The numbers tell the story. In fiscal year 2022, more than 2.76 million migrants crossed the southwest border, breaking the previous year’s record by more than a million. Border towns can’t cope with the influx, as homeless shelters are at capacity, and local aid groups strained to breaking point. Many undocumented migrants seeking work disappear into an underground economy, forced to live in the shadows because U.S. laws don’t allow them to work legally.

Why not give them work permits? Because that would provide an incentive for more to come, critics say. It would fill a need for workers in a post-pandemic economy, but for now it’s a bridge too far for an administration trying to play both ends against the middle and coming up short.

One controversial measure under consideration is a transit ban, which says that asylum seekers who pass through another country before reaching the southwest border must apply for asylum in that country. It wouldn’t affect Mexicans, who are now a small number of migrants, but it would affect all others coming from Central and South America.

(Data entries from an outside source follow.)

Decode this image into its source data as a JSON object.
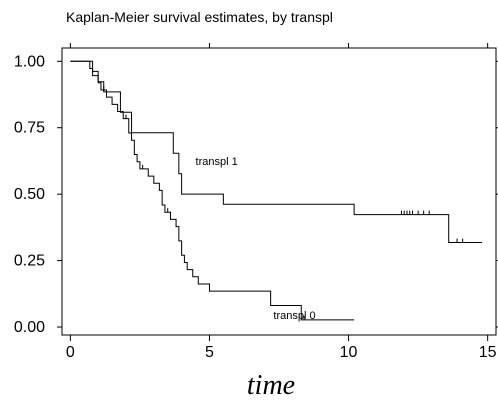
{
  "chart_data": {
    "type": "line",
    "title": "Kaplan-Meier survival estimates, by transpl",
    "xlabel": "time",
    "ylabel": "",
    "xlim": [
      -0.3,
      15.3
    ],
    "ylim": [
      -0.03,
      1.05
    ],
    "x_ticks": [
      0,
      5,
      10,
      15
    ],
    "x_tick_labels": [
      "0",
      "5",
      "10",
      "15"
    ],
    "y_ticks": [
      0,
      0.25,
      0.5,
      0.75,
      1
    ],
    "y_tick_labels": [
      "0.00",
      "0.25",
      "0.50",
      "0.75",
      "1.00"
    ],
    "grid": false,
    "legend": "none",
    "series": [
      {
        "name": "transpl 0",
        "color": "#000000",
        "step_x": [
          0,
          0.7,
          0.8,
          1.0,
          1.1,
          1.3,
          1.5,
          1.7,
          1.9,
          2.1,
          2.2,
          2.3,
          2.4,
          2.5,
          2.8,
          3.0,
          3.2,
          3.3,
          3.4,
          3.6,
          3.8,
          3.9,
          4.0,
          4.1,
          4.2,
          4.4,
          4.6,
          5.0,
          5.7,
          7.2,
          8.3,
          10.2
        ],
        "step_y": [
          1.0,
          0.973,
          0.946,
          0.919,
          0.892,
          0.865,
          0.838,
          0.811,
          0.784,
          0.73,
          0.703,
          0.649,
          0.622,
          0.595,
          0.568,
          0.541,
          0.514,
          0.459,
          0.432,
          0.405,
          0.378,
          0.324,
          0.27,
          0.243,
          0.216,
          0.189,
          0.162,
          0.135,
          0.135,
          0.081,
          0.027,
          0.027
        ],
        "censor_x": [
          1.2,
          2.0,
          2.6,
          3.5,
          8.4
        ],
        "label": "transpl 0",
        "label_x": 7.3,
        "label_y": 0.03
      },
      {
        "name": "transpl 1",
        "color": "#000000",
        "step_x": [
          0,
          0.8,
          1.0,
          1.2,
          1.8,
          2.2,
          3.7,
          3.9,
          4.0,
          5.5,
          10.2,
          13.6,
          14.8
        ],
        "step_y": [
          1.0,
          0.962,
          0.923,
          0.885,
          0.808,
          0.731,
          0.654,
          0.577,
          0.5,
          0.462,
          0.423,
          0.318,
          0.318
        ],
        "censor_x": [
          11.9,
          12.0,
          12.1,
          12.2,
          12.3,
          12.5,
          12.7,
          12.9,
          13.9,
          14.1
        ],
        "label": "transpl 1",
        "label_x": 4.5,
        "label_y": 0.61
      }
    ]
  }
}
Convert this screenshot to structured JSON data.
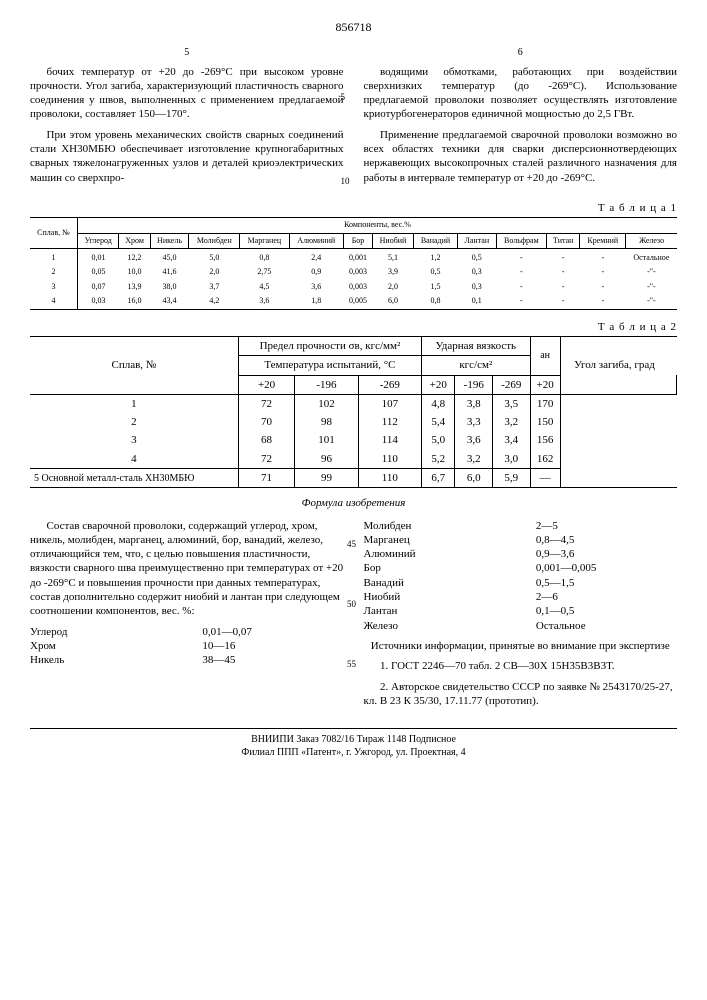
{
  "docnum": "856718",
  "col_left_num": "5",
  "col_right_num": "6",
  "para_l1": "бочих температур от +20 до -269°С при высоком уровне прочности. Угол загиба, характеризующий пластичность сварного соединения у швов, выполненных с применением предлагаемой проволоки, составляет 150—170°.",
  "para_l2": "При этом уровень механических свойств сварных соединений стали ХН30МБЮ обеспечивает изготовление крупногабаритных сварных тяжелонагруженных узлов и деталей криоэлектрических машин со сверхпро-",
  "para_r1": "водящими обмотками, работающих при воздействии сверхнизких температур (до -269°С). Использование предлагаемой проволоки позволяет осуществлять изготовление криотурбогенераторов единичной мощностью до 2,5 ГВт.",
  "para_r2": "Применение предлагаемой сварочной проволоки возможно во всех областях техники для сварки дисперсионнотвердеющих нержавеющих высокопрочных сталей различного назначения для работы в интервале температур от +20 до -269°С.",
  "t1_label": "Т а б л и ц а 1",
  "t1_group": "Компоненты, вес.%",
  "t1_h": [
    "Сплав, №",
    "Углерод",
    "Хром",
    "Никель",
    "Молибден",
    "Марганец",
    "Алюминий",
    "Бор",
    "Ниобий",
    "Ванадий",
    "Лантан",
    "Вольфрам",
    "Титан",
    "Кремний",
    "Железо"
  ],
  "t1_rows": [
    [
      "1",
      "0,01",
      "12,2",
      "45,0",
      "5,0",
      "0,8",
      "2,4",
      "0,001",
      "5,1",
      "1,2",
      "0,5",
      "-",
      "-",
      "-",
      "Остальное"
    ],
    [
      "2",
      "0,05",
      "10,0",
      "41,6",
      "2,0",
      "2,75",
      "0,9",
      "0,003",
      "3,9",
      "0,5",
      "0,3",
      "-",
      "-",
      "-",
      "-\"-"
    ],
    [
      "3",
      "0,07",
      "13,9",
      "38,0",
      "3,7",
      "4,5",
      "3,6",
      "0,003",
      "2,0",
      "1,5",
      "0,3",
      "-",
      "-",
      "-",
      "-\"-"
    ],
    [
      "4",
      "0,03",
      "16,0",
      "43,4",
      "4,2",
      "3,6",
      "1,8",
      "0,005",
      "6,0",
      "0,8",
      "0,1",
      "-",
      "-",
      "-",
      "-\"-"
    ]
  ],
  "t2_label": "Т а б л и ц а  2",
  "t2_h1a": "Предел прочности σв, кгс/мм²",
  "t2_h1b": "Ударная вязкость",
  "t2_h1c": "Угол загиба, град",
  "t2_h2": "Температура испытаний, °C",
  "t2_h3": "кгс/см²",
  "t2_left": "Сплав, №",
  "t2_ah": "aн",
  "t2_temps": [
    "+20",
    "-196",
    "-269",
    "+20",
    "-196",
    "-269",
    "+20"
  ],
  "t2_rows": [
    [
      "1",
      "72",
      "102",
      "107",
      "4,8",
      "3,8",
      "3,5",
      "170"
    ],
    [
      "2",
      "70",
      "98",
      "112",
      "5,4",
      "3,3",
      "3,2",
      "150"
    ],
    [
      "3",
      "68",
      "101",
      "114",
      "5,0",
      "3,6",
      "3,4",
      "156"
    ],
    [
      "4",
      "72",
      "96",
      "110",
      "5,2",
      "3,2",
      "3,0",
      "162"
    ]
  ],
  "t2_row5_label": "5 Основной металл-сталь ХН30МБЮ",
  "t2_row5": [
    "71",
    "99",
    "110",
    "6,7",
    "6,0",
    "5,9",
    "—"
  ],
  "formula_title": "Формула изобретения",
  "formula_text": "Состав сварочной проволоки, содержащий углерод, хром, никель, молибден, марганец, алюминий, бор, ванадий, железо, отличающийся тем, что, с целью повышения пластичности, вязкости сварного шва преимущественно при температурах от +20 до -269°С и повышения прочности при данных температурах, состав дополнительно содержит ниобий и лантан при следующем соотношении компонентов, вес. %:",
  "comp_left": {
    "names": [
      "Углерод",
      "Хром",
      "Никель"
    ],
    "vals": [
      "0,01—0,07",
      "10—16",
      "38—45"
    ]
  },
  "comp_right": {
    "names": [
      "Молибден",
      "Марганец",
      "Алюминий",
      "Бор",
      "Ванадий",
      "Ниобий",
      "Лантан",
      "Железо"
    ],
    "vals": [
      "2—5",
      "0,8—4,5",
      "0,9—3,6",
      "0,001—0,005",
      "0,5—1,5",
      "2—6",
      "0,1—0,5",
      "Остальное"
    ]
  },
  "sources_title": "Источники информации, принятые во внимание при экспертизе",
  "src1": "1. ГОСТ 2246—70 табл. 2 СВ—30Х 15Н35В3В3Т.",
  "src2": "2. Авторское свидетельство СССР по заявке № 2543170/25-27, кл. В 23 К 35/30, 17.11.77 (прототип).",
  "footer1": "ВНИИПИ        Заказ 7082/16        Тираж 1148        Подписное",
  "footer2": "Филиал ППП «Патент», г. Ужгород, ул. Проектная, 4",
  "ln5": "5",
  "ln10": "10",
  "ln45": "45",
  "ln50": "50",
  "ln55": "55"
}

The uncomfortable truth is that many (if not most) of the migrants are economic refugees. “The point is we’re not dealing with asylum seekers” who are fleeing persecution, says Galston. “These are classic cases of immigrants seeking economic opportunity, but times have changed. We’re no more willing to open our borders than the European countries,” where crackdowns on immigration are now commonplace.

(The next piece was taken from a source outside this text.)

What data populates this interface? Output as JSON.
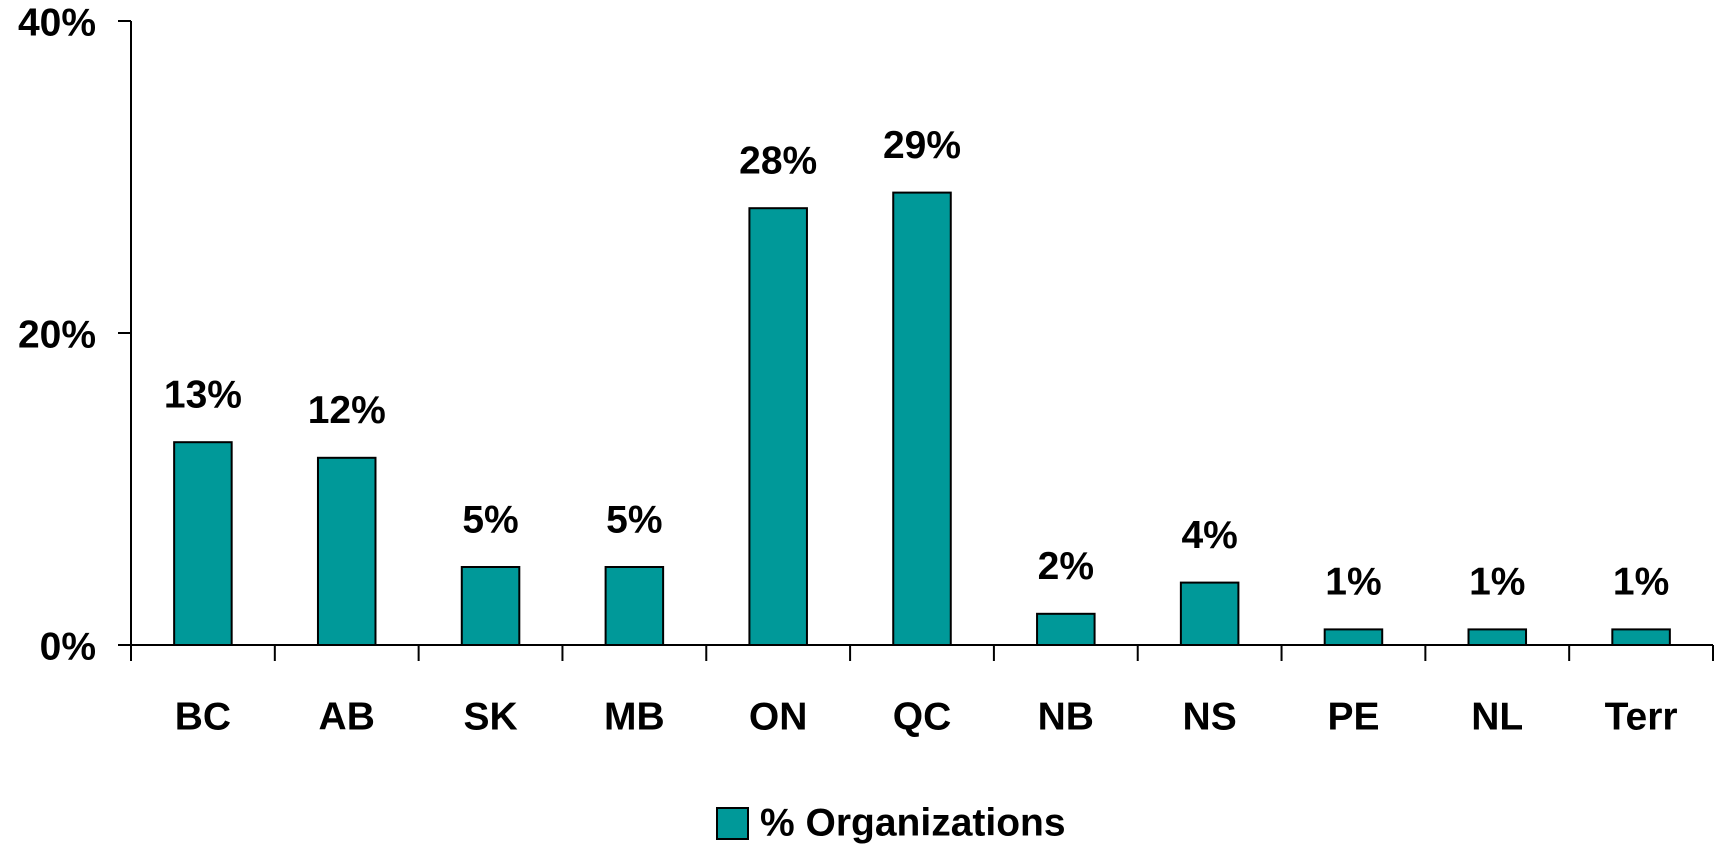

Biden has gotten a lot done despite our polarized politics, but he’s been AWOL on immigration, unwilling or unable to take a stand or find a compromise among competing factions. No one favors open borders, but the administration has been all but paralyzed by internal division that prevents even the most modest reforms from being seen as too restrictive. “It’s an open secret that it’s been a cold war and the president hasn’t stopped it,” says Galston.

Biden doesn’t want to fail by rolling out a reform package that has no legislative path, but if he does nothing, he’s fair game for GOP attacks. That’s part of why he and the vice president should visit the border early in the new year and show the country they are governing partners ready to tackle this issue. The administration needs to tell the public what it’s doing and explain the complexity to the American people.

Texas Governor Greg Abbott ordered 400 troops to the U.S.-Mexico border in El Paso, which is under a state of emergency due to a surge of migrants crossing from Mexico into the city.

John Moore/Getty Images

“When has explaining something to the American people worked?” a cynical friend asked. “Ross Perot,” I replied. He was the eccentric billionaire Texan who in 1992 educated the voters about the looming deficit, en route to finishing a competitive third in that year’s presidential election. The guy who won that election, President Bill Clinton, was a good communicator too—so good that President Barack Obama dubbed him “explainer-in-chief.”

Biden was in the Senate for every single (mostly failed) attempt to grapple with immigration over the last four decades. “I can’t imagine he didn’t learn something from all those failures,” says Galston. What he might have learned is to stay out of the hornets’ nest because that’s what he’s done for the last two years. Now time’s up. He’s the president, he can’t pretend this isn’t his problem.

Republicans smell blood on this issue, and they’re about to make life very unpleasant for Homeland Security Secretary Alejandro Mayorkas, who has taken the hits from the GOP for the administration’s lack of urgency around border issues. Republicans plan to impeach Mayorkas, but he’s not the problem. His inability to deliver a secure border is just another symptom of an administration that hasn’t come to grips with a crisis it doesn’t know how to handle.

It’s time for Biden to face the music like the seasoned leader he is, head-on.